Monday Morning Blues

Monday Morning Blues January 2, 2006
The Pastoral Relations Committee asked me to communicate more with the congregation, thus this blog. Most days I am happy to note my general observations of the world, but some days the world just doesn’t seem to be especially rose-colored. Or funny.
So here’s an entry about the cold, hard reality of Sunday afternoons . . . and, this week, also Monday mornings.
Warning: if you prefer to see the pastor as someone who is always positive, joyful, holy and inspired, you may not want to read this.

I used to work with a pastor who said the worst time of his week was Sunday afternoons–they stretched out long and lonely in front of him, full of time to hash and rehash the morning worship service. I never knew exactly what he meant until I became a pastor myself, but now I do. This week especially was very difficult as it seemed that everything that could possibly go wrong in worship yesterday did:

  • the sound system did not work
  • the music minister was sick
  • I screwed up the words in the baptismal formula while baptizing one candidate
  • the service was way too long–lasting well over 30 minutes past normal
  • the people who were baptized didn’t have enough time to change to get back up to the sanctuary for their testimonies
  • I neglected to announce that ushers would serve communion to those who could not make it up front
  • I forgot to mention the communion offering
  • if I had a complaint box containing a slip for every complaint I received yesterday (about anything related to church), it would now be filled to overflowing

My mother-in-law always tells me that I should never criticize a service because I can never know how God has worked through what happened. And, she’s right, of course. The truth is, despite some glitches, yesterday’s service was full of moments of grace.

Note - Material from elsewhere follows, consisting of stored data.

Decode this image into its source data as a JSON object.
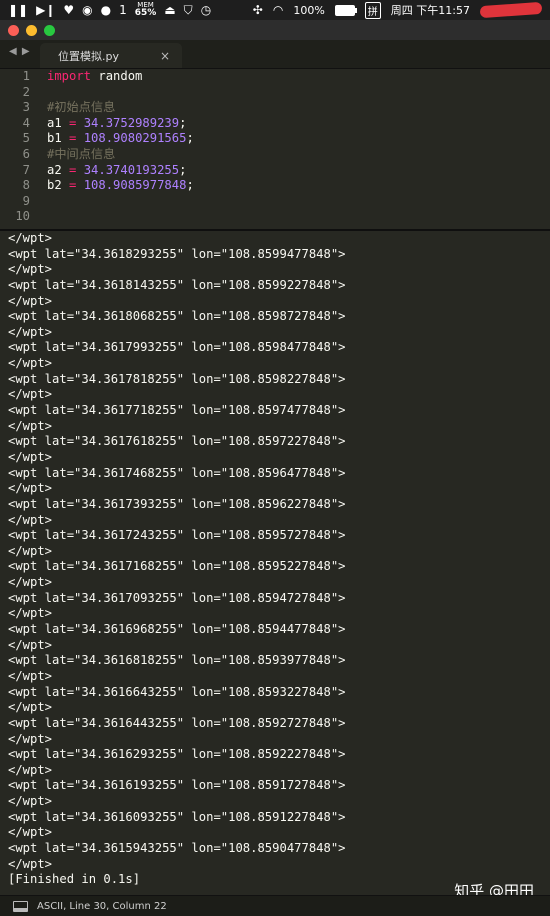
{
  "menubar": {
    "left_icons": [
      "pause-icon",
      "play-next-icon",
      "heart-icon",
      "weibo-icon",
      "wechat-icon"
    ],
    "wechat_badge": "1",
    "mem_label": "MEM",
    "mem_value": "65%",
    "right_icons": [
      "screen-icon",
      "shield-icon",
      "clock-icon",
      "network-icon",
      "wifi-icon"
    ],
    "battery_percent": "100%",
    "battery_level": 1.0,
    "input_method": "拼",
    "datetime": "周四 下午11:57"
  },
  "tab": {
    "title": "位置模拟.py",
    "close": "×"
  },
  "editor": {
    "line_numbers": [
      "1",
      "2",
      "3",
      "4",
      "5",
      "6",
      "7",
      "8",
      "9",
      "10"
    ],
    "import_kw": "import",
    "import_mod": " random",
    "comment1": "#初始点信息",
    "a1_name": "a1 ",
    "eq": "=",
    "a1_val": "34.3752989239",
    "b1_name": "b1 ",
    "b1_val": "108.9080291565",
    "semi": ";",
    "comment2": "#中间点信息",
    "a2_name": "a2 ",
    "a2_val": "34.3740193255",
    "b2_name": "b2 ",
    "b2_val": "108.9085977848"
  },
  "output": {
    "lines": [
      "</wpt>",
      "<wpt lat=\"34.3618293255\" lon=\"108.8599477848\">",
      "</wpt>",
      "<wpt lat=\"34.3618143255\" lon=\"108.8599227848\">",
      "</wpt>",
      "<wpt lat=\"34.3618068255\" lon=\"108.8598727848\">",
      "</wpt>",
      "<wpt lat=\"34.3617993255\" lon=\"108.8598477848\">",
      "</wpt>",
      "<wpt lat=\"34.3617818255\" lon=\"108.8598227848\">",
      "</wpt>",
      "<wpt lat=\"34.3617718255\" lon=\"108.8597477848\">",
      "</wpt>",
      "<wpt lat=\"34.3617618255\" lon=\"108.8597227848\">",
      "</wpt>",
      "<wpt lat=\"34.3617468255\" lon=\"108.8596477848\">",
      "</wpt>",
      "<wpt lat=\"34.3617393255\" lon=\"108.8596227848\">",
      "</wpt>",
      "<wpt lat=\"34.3617243255\" lon=\"108.8595727848\">",
      "</wpt>",
      "<wpt lat=\"34.3617168255\" lon=\"108.8595227848\">",
      "</wpt>",
      "<wpt lat=\"34.3617093255\" lon=\"108.8594727848\">",
      "</wpt>",
      "<wpt lat=\"34.3616968255\" lon=\"108.8594477848\">",
      "</wpt>",
      "<wpt lat=\"34.3616818255\" lon=\"108.8593977848\">",
      "</wpt>",
      "<wpt lat=\"34.3616643255\" lon=\"108.8593227848\">",
      "</wpt>",
      "<wpt lat=\"34.3616443255\" lon=\"108.8592727848\">",
      "</wpt>",
      "<wpt lat=\"34.3616293255\" lon=\"108.8592227848\">",
      "</wpt>",
      "<wpt lat=\"34.3616193255\" lon=\"108.8591727848\">",
      "</wpt>",
      "<wpt lat=\"34.3616093255\" lon=\"108.8591227848\">",
      "</wpt>",
      "<wpt lat=\"34.3615943255\" lon=\"108.8590477848\">",
      "</wpt>",
      "[Finished in 0.1s]"
    ]
  },
  "watermark": "知乎 @田田",
  "statusbar": {
    "text": "ASCII, Line 30, Column 22"
  }
}
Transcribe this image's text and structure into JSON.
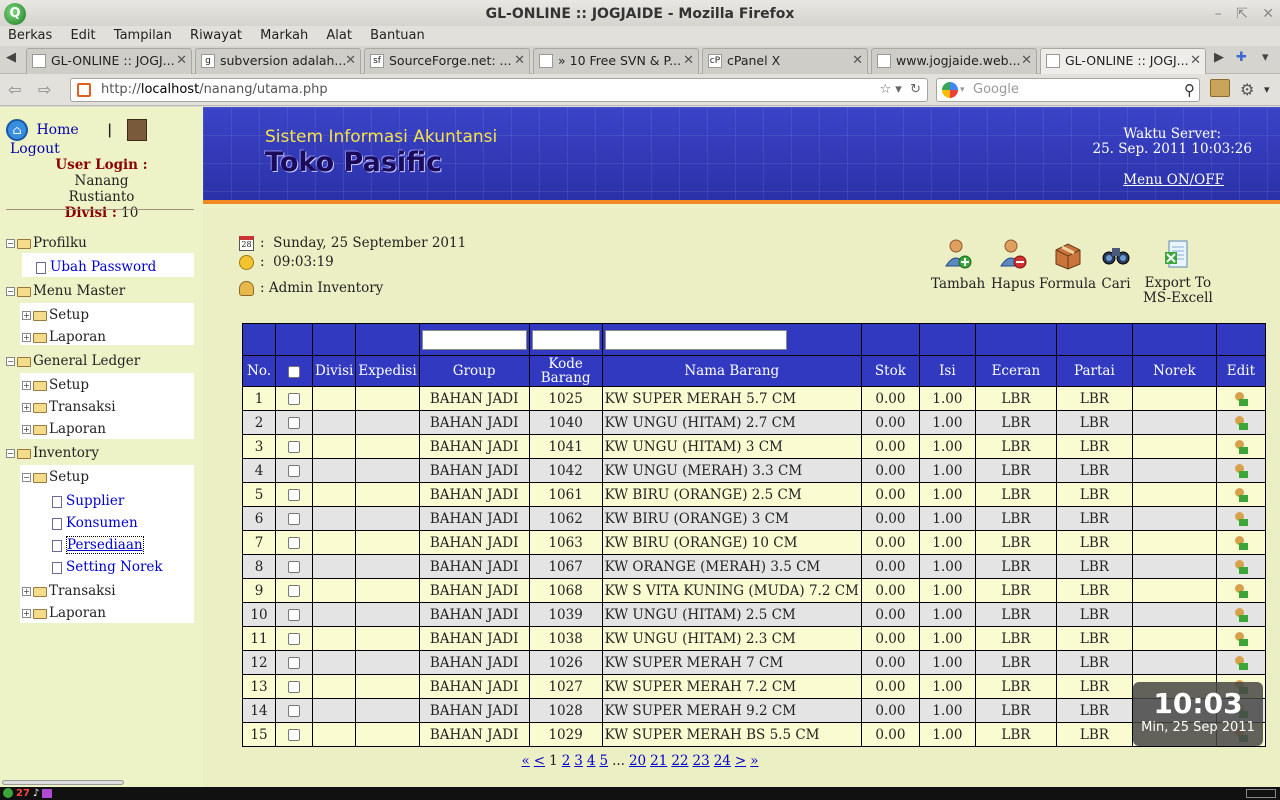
{
  "window": {
    "title": "GL-ONLINE :: JOGJAIDE - Mozilla Firefox"
  },
  "menubar": [
    "Berkas",
    "Edit",
    "Tampilan",
    "Riwayat",
    "Markah",
    "Alat",
    "Bantuan"
  ],
  "tabs": [
    {
      "label": "GL-ONLINE :: JOGJ...",
      "active": false
    },
    {
      "label": "subversion adalah...",
      "active": false
    },
    {
      "label": "SourceForge.net: ...",
      "active": false
    },
    {
      "label": "» 10 Free SVN & P...",
      "active": false
    },
    {
      "label": "cPanel X",
      "active": false
    },
    {
      "label": "www.jogjaide.web...",
      "active": false
    },
    {
      "label": "GL-ONLINE :: JOGJ...",
      "active": true
    }
  ],
  "urlbar": {
    "url_prefix": "http://",
    "url_host": "localhost",
    "url_path": "/nanang/utama.php",
    "search_placeholder": "Google"
  },
  "sidebar": {
    "home": "Home",
    "logout": "Logout",
    "user_login_label": "User Login :",
    "user_name": "Nanang Rustianto",
    "divisi_label": "Divisi :",
    "divisi_value": "10",
    "tree": {
      "profilku": "Profilku",
      "ubah_password": "Ubah Password",
      "menu_master": "Menu Master",
      "mm_setup": "Setup",
      "mm_laporan": "Laporan",
      "general_ledger": "General Ledger",
      "gl_setup": "Setup",
      "gl_transaksi": "Transaksi",
      "gl_laporan": "Laporan",
      "inventory": "Inventory",
      "inv_setup": "Setup",
      "supplier": "Supplier",
      "konsumen": "Konsumen",
      "persediaan": "Persediaan",
      "setting_norek": "Setting Norek",
      "inv_transaksi": "Transaksi",
      "inv_laporan": "Laporan"
    }
  },
  "banner": {
    "subtitle": "Sistem Informasi Akuntansi",
    "title": "Toko Pasific",
    "server_label": "Waktu Server:",
    "server_time": "25. Sep. 2011 10:03:26",
    "menu_toggle": "Menu ON/OFF"
  },
  "info": {
    "date": "Sunday, 25 September 2011",
    "time": "09:03:19",
    "role": "Admin Inventory",
    "date_icon_text": "28"
  },
  "toolbar": {
    "tambah": "Tambah",
    "hapus": "Hapus",
    "formula": "Formula",
    "cari": "Cari",
    "export_line1": "Export To",
    "export_line2": "MS-Excell"
  },
  "table": {
    "headers": {
      "no": "No.",
      "divisi": "Divisi",
      "expedisi": "Expedisi",
      "group": "Group",
      "kode1": "Kode",
      "kode2": "Barang",
      "nama": "Nama Barang",
      "stok": "Stok",
      "isi": "Isi",
      "eceran": "Eceran",
      "partai": "Partai",
      "norek": "Norek",
      "edit": "Edit"
    },
    "rows": [
      [
        "1",
        "",
        "",
        "BAHAN JADI",
        "1025",
        "KW SUPER MERAH 5.7 CM",
        "0.00",
        "1.00",
        "LBR",
        "LBR",
        ""
      ],
      [
        "2",
        "",
        "",
        "BAHAN JADI",
        "1040",
        "KW UNGU (HITAM) 2.7 CM",
        "0.00",
        "1.00",
        "LBR",
        "LBR",
        ""
      ],
      [
        "3",
        "",
        "",
        "BAHAN JADI",
        "1041",
        "KW UNGU (HITAM) 3 CM",
        "0.00",
        "1.00",
        "LBR",
        "LBR",
        ""
      ],
      [
        "4",
        "",
        "",
        "BAHAN JADI",
        "1042",
        "KW UNGU (MERAH) 3.3 CM",
        "0.00",
        "1.00",
        "LBR",
        "LBR",
        ""
      ],
      [
        "5",
        "",
        "",
        "BAHAN JADI",
        "1061",
        "KW BIRU (ORANGE) 2.5 CM",
        "0.00",
        "1.00",
        "LBR",
        "LBR",
        ""
      ],
      [
        "6",
        "",
        "",
        "BAHAN JADI",
        "1062",
        "KW BIRU (ORANGE) 3 CM",
        "0.00",
        "1.00",
        "LBR",
        "LBR",
        ""
      ],
      [
        "7",
        "",
        "",
        "BAHAN JADI",
        "1063",
        "KW BIRU (ORANGE) 10 CM",
        "0.00",
        "1.00",
        "LBR",
        "LBR",
        ""
      ],
      [
        "8",
        "",
        "",
        "BAHAN JADI",
        "1067",
        "KW ORANGE (MERAH) 3.5 CM",
        "0.00",
        "1.00",
        "LBR",
        "LBR",
        ""
      ],
      [
        "9",
        "",
        "",
        "BAHAN JADI",
        "1068",
        "KW S VITA KUNING (MUDA) 7.2 CM",
        "0.00",
        "1.00",
        "LBR",
        "LBR",
        ""
      ],
      [
        "10",
        "",
        "",
        "BAHAN JADI",
        "1039",
        "KW UNGU (HITAM) 2.5 CM",
        "0.00",
        "1.00",
        "LBR",
        "LBR",
        ""
      ],
      [
        "11",
        "",
        "",
        "BAHAN JADI",
        "1038",
        "KW UNGU (HITAM) 2.3 CM",
        "0.00",
        "1.00",
        "LBR",
        "LBR",
        ""
      ],
      [
        "12",
        "",
        "",
        "BAHAN JADI",
        "1026",
        "KW SUPER MERAH 7 CM",
        "0.00",
        "1.00",
        "LBR",
        "LBR",
        ""
      ],
      [
        "13",
        "",
        "",
        "BAHAN JADI",
        "1027",
        "KW SUPER MERAH 7.2 CM",
        "0.00",
        "1.00",
        "LBR",
        "LBR",
        ""
      ],
      [
        "14",
        "",
        "",
        "BAHAN JADI",
        "1028",
        "KW SUPER MERAH 9.2 CM",
        "0.00",
        "1.00",
        "LBR",
        "LBR",
        ""
      ],
      [
        "15",
        "",
        "",
        "BAHAN JADI",
        "1029",
        "KW SUPER MERAH BS 5.5 CM",
        "0.00",
        "1.00",
        "LBR",
        "LBR",
        ""
      ]
    ]
  },
  "pager": {
    "first": "«",
    "prev": "<",
    "current": "1",
    "pages_a": [
      "2",
      "3",
      "4",
      "5"
    ],
    "ellipsis": "...",
    "pages_b": [
      "20",
      "21",
      "22",
      "23",
      "24"
    ],
    "next": ">",
    "last": "»"
  },
  "clock": {
    "time": "10:03",
    "date": "Min, 25 Sep 2011"
  },
  "taskbar": {
    "badge": "27"
  },
  "colors": {
    "header_blue": "#3039c0",
    "banner_orange": "#f08a24",
    "page_bg": "#eef3c7",
    "row_odd": "#fbfbd2",
    "row_even": "#e4e4e4"
  }
}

  • We got a chance to hear from Elizabeth Evans, a divinity student who worked at Calvary last summer. She’s right at home at Calvary and everytime she steps in the pulpit I can see more ease and self-possession. Watch out, world! Elizabeth’s going to be a star (here’s her picture).
  • We baptized three new church members who are respresentative of the growth and vitality of our congregation.
  • We came to the table of Christ to be nourished together for a new year of faith and service.
  • We heard an aria from Handel’s Messiah by Jenny Chen, a fabulous soprano in the choir.
It’s good for me to write these things down, because in the hours after a worship service like the one we had yesterday I do feel lonely and discouraged. Sorry to disappoint, but the truth is that I am human, too. On days like yesterday I find myself wondering if people really know what it feels like to be me.
But when I write down the moments of grace I can get a glimpse of the reminder that I am not always in control of everything, that the goal of gathering for worship is not really to present a polished, without-a-hitch presentation . . . that the only thing that really matters is whether God was there.
And in the eyes of yesterday’s dripping new believers, the soaring sounds of Jenny’s voice reminding us to “rejoice!” and the promise oozing from every word Elizabeth spoke to us . . . all of us recognized the presence of God, even without a working microphone.
This is the truth that sends me right back to the drawing board, planning what worship adventures we’ll encounter next Sunday, hoping that no matter what I come up with that God will show up anyway.